Magda sighs, and touches her sister’s shoulder. ‘We will find out sooner or later. They might even be in Bratislava,’ she says.

Magda watches her sisters as they re-acquaint themselves with the family snapshots. They had been apart for over two years and the siblings she found in Auschwitz in no way resembled those she knew in Vranov. Magda feels guilty – she can’t help it. While they suffered, she slept in their bed, ate the food they should have been sharing, enjoyed the company of the mother they so desperately miss. How will she ever find her way back to them, separated as they are by their experiences? She reaches over to stroke Livi’s hair, now thick and strong with the telltale reddish hues she and Cibi envy. She pulls a strand away from Livi’s face, tucking it behind her ear.

‘Bratislava is huge, Magda!’ Livi throws a photo onto the pile. ‘How would we find them? What are we going to do? Walk the streets hoping we’ll bump into them like they’re our neighbours?’

‘If you’ve got a better idea, then please tell us,’ Magda fires back. She is exhausted too.

But Livi is furious. Not with Magda, but with those who decided putting them on another train and abandoning them to their fates is some kind of recompense. Someone is living in their house. Their mumma’s house.

Magda gathers up the pictures and thrusts them back into the pillowcase, which she clutches to her chest.

*

Hours later, the sisters are crossing the main street of Bratislava. Several shops are open and there is an air of business as usual in the bustling city. It is late afternoon and their feet ache from pounding the pavement, hoping to spot at least one friend from Auschwitz or Vranov.

Livi’s eye lingers on the two, very thin, young men approaching.

‘They look Jewish,’ Livi says, nodding at the men.

‘They look Jewish,’ mimics Magda, with a grin. ‘How is that helpful?’

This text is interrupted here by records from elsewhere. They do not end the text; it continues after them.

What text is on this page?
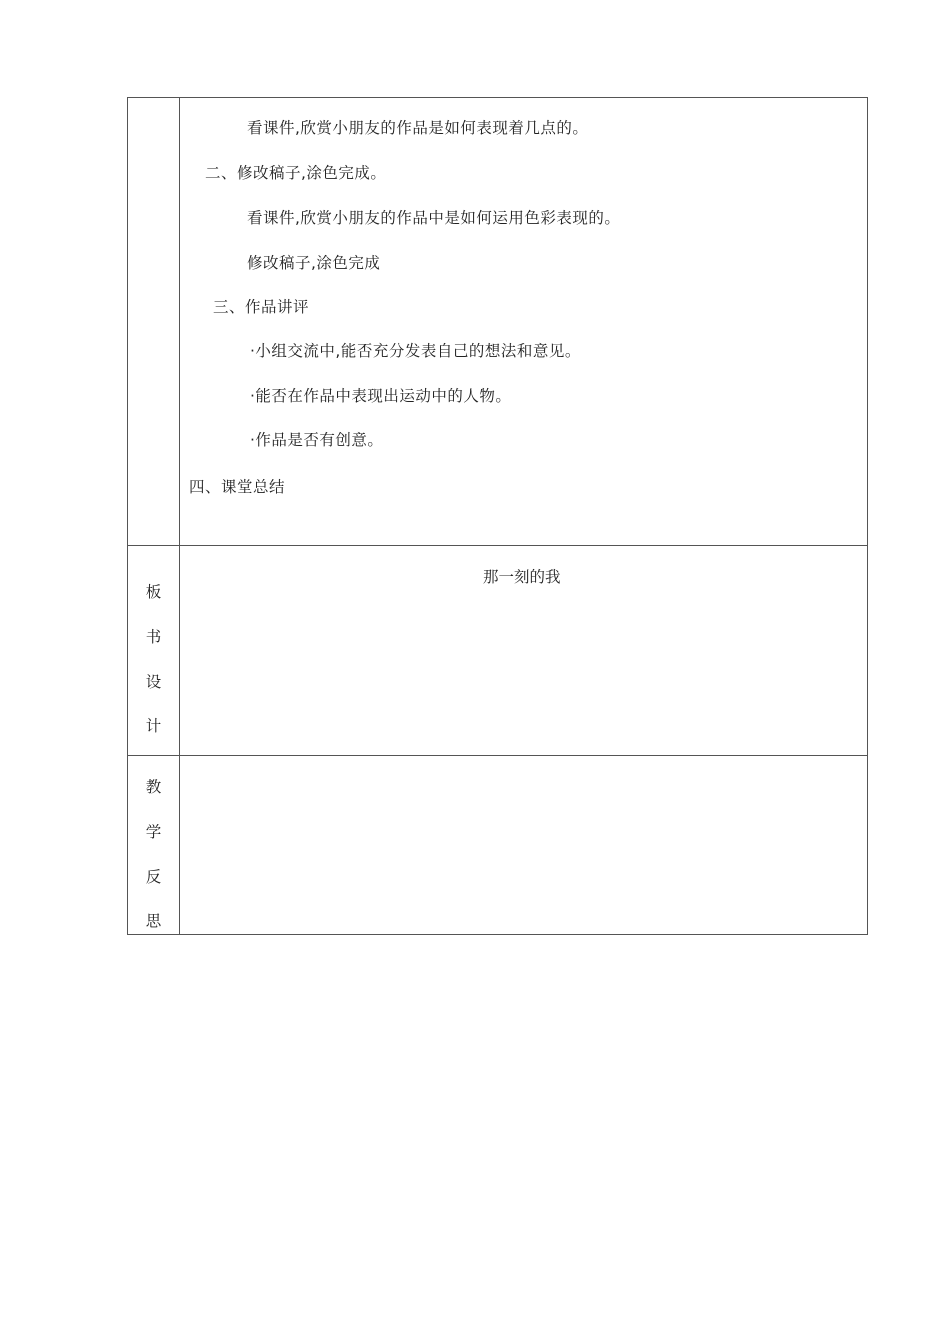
看课件,欣赏小朋友的作品是如何表现着几点的。
二、修改稿子,涂色完成。
看课件,欣赏小朋友的作品中是如何运用色彩表现的。
修改稿子,涂色完成
三、作品讲评
·小组交流中,能否充分发表自己的想法和意见。
·能否在作品中表现出运动中的人物。
·作品是否有创意。
四、课堂总结
板
书
设
计
那一刻的我
教
学
反
思
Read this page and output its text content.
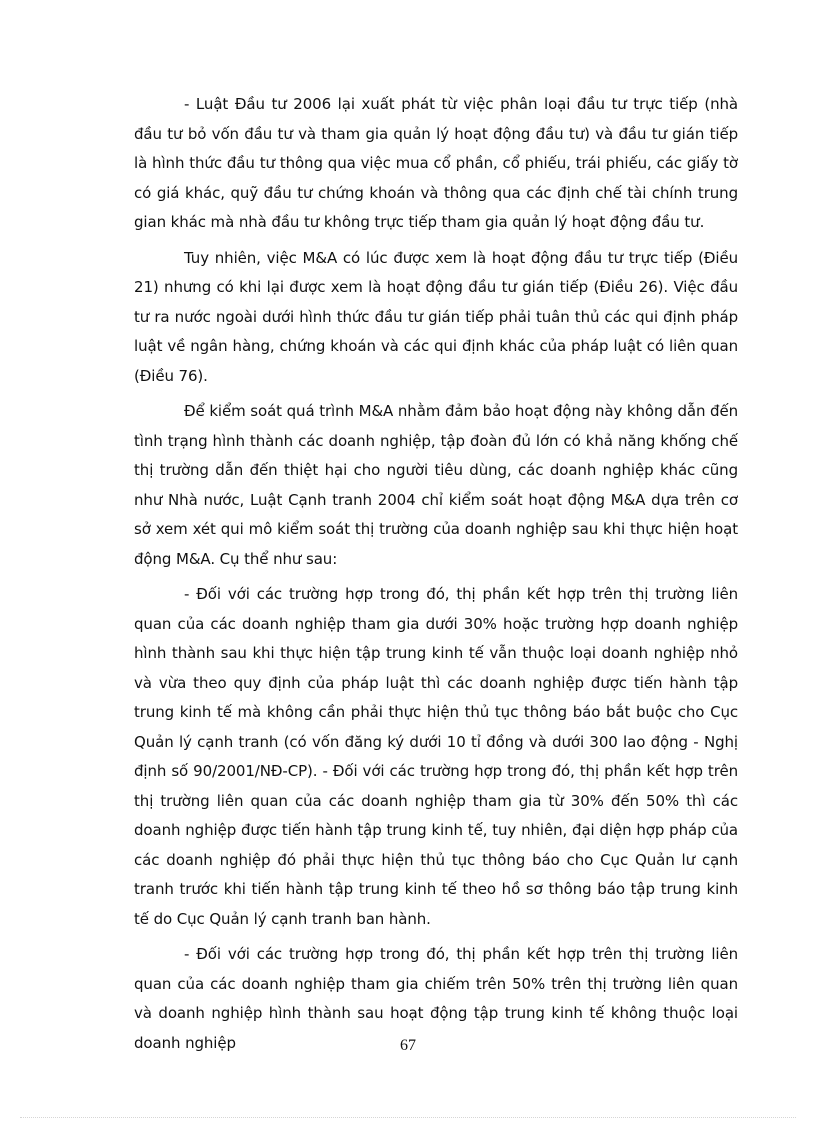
- Luật Đầu tư 2006 lại xuất phát từ việc phân loại đầu tư trực tiếp (nhà đầu tư bỏ vốn đầu tư và tham gia quản lý hoạt động đầu tư) và đầu tư gián tiếp là hình thức đầu tư thông qua việc mua cổ phần, cổ phiếu, trái phiếu, các giấy tờ có giá khác, quỹ đầu tư chứng khoán và thông qua các định chế tài chính trung gian khác mà nhà đầu tư không trực tiếp tham gia quản lý hoạt động đầu tư.

Tuy nhiên, việc M&A có lúc được xem là hoạt động đầu tư trực tiếp (Điều 21) nhưng có khi lại được xem là hoạt động đầu tư gián tiếp (Điều 26). Việc đầu tư ra nước ngoài dưới hình thức đầu tư gián tiếp phải tuân thủ các qui định pháp luật về ngân hàng, chứng khoán và các qui định khác của pháp luật có liên quan (Điều 76).

Để kiểm soát quá trình M&A nhằm đảm bảo hoạt động này không dẫn đến tình trạng hình thành các doanh nghiệp, tập đoàn đủ lớn có khả năng khống chế thị trường dẫn đến thiệt hại cho người tiêu dùng, các doanh nghiệp khác cũng như Nhà nước, Luật Cạnh tranh 2004 chỉ kiểm soát hoạt động M&A dựa trên cơ sở xem xét qui mô kiểm soát thị trường của doanh nghiệp sau khi thực hiện hoạt động M&A. Cụ thể như sau:

- Đối với các trường hợp trong đó, thị phần kết hợp trên thị trường liên quan của các doanh nghiệp tham gia dưới 30% hoặc trường hợp doanh nghiệp hình thành sau khi thực hiện tập trung kinh tế vẫn thuộc loại doanh nghiệp nhỏ và vừa theo quy định của pháp luật thì các doanh nghiệp được tiến hành tập trung kinh tế mà không cần phải thực hiện thủ tục thông báo bắt buộc cho Cục Quản lý cạnh tranh (có vốn đăng ký dưới 10 tỉ đồng và dưới 300 lao động - Nghị định số 90/2001/NĐ-CP). - Đối với các trường hợp trong đó, thị phần kết hợp trên thị trường liên quan của các doanh nghiệp tham gia từ 30% đến 50% thì các doanh nghiệp được tiến hành tập trung kinh tế, tuy nhiên, đại diện hợp pháp của các doanh nghiệp đó phải thực hiện thủ tục thông báo cho Cục Quản lư cạnh tranh trước khi tiến hành tập trung kinh tế theo hồ sơ thông báo tập trung kinh tế do Cục Quản lý cạnh tranh ban hành.

- Đối với các trường hợp trong đó, thị phần kết hợp trên thị trường liên quan của các doanh nghiệp tham gia chiếm trên 50% trên thị trường liên quan và doanh nghiệp hình thành sau hoạt động tập trung kinh tế không thuộc loại doanh nghiệp	67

‘Well, they do!’ Livi pouts. ‘Aren’t we looking for Jews?’

‘That’s enough!’ snaps Cibi, and her sisters fall silent.

Cibi steps up to the young men. ‘I was wondering if you could help us,’ she says.

The men glance at each other and then at Cibi.

‘Happy to, if we can,’ says one.

‘We’ve just arrived in Bratislava,’ Cibi begins.

‘Which camp?’ the other asks.

‘Auschwitz-Birkenau.’

The men exchange another glance.

‘I’m Frodo, and this is my friend, Imrich. We were in Auschwitz, too. Where do you live?’

‘Vranov. But someone has taken our house,’ Cibi feels like crying, right there in the street. This is too hard. Every word spilling from her mouth paints a picture of their never-ending despair, but Frodo is smiling, nodding his head.

‘Don’t worry,’ he says. ‘We can help. There’s space in an apartment in our block where you can stay for a bit. The girls who live there are survivors too.’